That's what I was afraid of.  Thanks.

Any thoughts about dirsync at that level of O365 if they decide to move
forward with the $5/mo product?

On Tue, Dec 15, 2015 at 11:29 PM, Jonathan Raper <[email protected]> wrote:

> If you’re entertaining O365, you need to ditch Outlook 2007 and get on a
> newer version. I strongly advise going with nothing less than 2013….and
> consider moving to 2016 once it is proven.
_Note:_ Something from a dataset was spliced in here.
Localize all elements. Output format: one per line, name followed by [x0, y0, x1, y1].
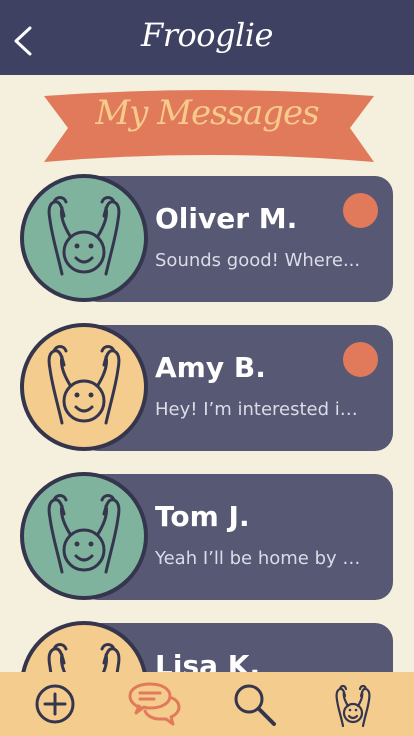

I’ve seen some quirkiness with
> 2010 and O365.
>
>
>
> http://windowsitpro.com/blog/why-exchange-2016-ignores-outlook-2007
>
>
>
> from that article “Exchange 2016 supports the same set of Outlook clients
> as Exchange Online does“
>
>
>
> Jonathan
>
>
>
> *From:* [email protected] [mailto:
> [email protected]] *On Behalf Of *Richard Stovall
> *Sent:* Tuesday, December 15, 2015 10:04 PM
> *To:* [email protected]
> *Subject:* [Exchange] O365 and standalone Outlook
>
>
>
> I have a garage client that is thinking about moving to O365's $5/mo plan
> for e-mail hosting.  My Google-fu is failing me at the moment, and I can't
> seem to find the minimum version of Outlook required to connect via RPC
> over HTTPS/Outlook Anywhere/whatever-they're-calling-it-now.  Does anyone
> know for sure if Outlook 2007 and newer will work?
>
>
>
> Thank you.  This will be my first foray into O365 land and I'm sure this
> won't be the last question.
>
>
>
> Cheers,
>
> RS
>
>
>
> PS  Dirsync works at this level, right?  Even the password hash option
> that requires people to sign in to Outlook manually?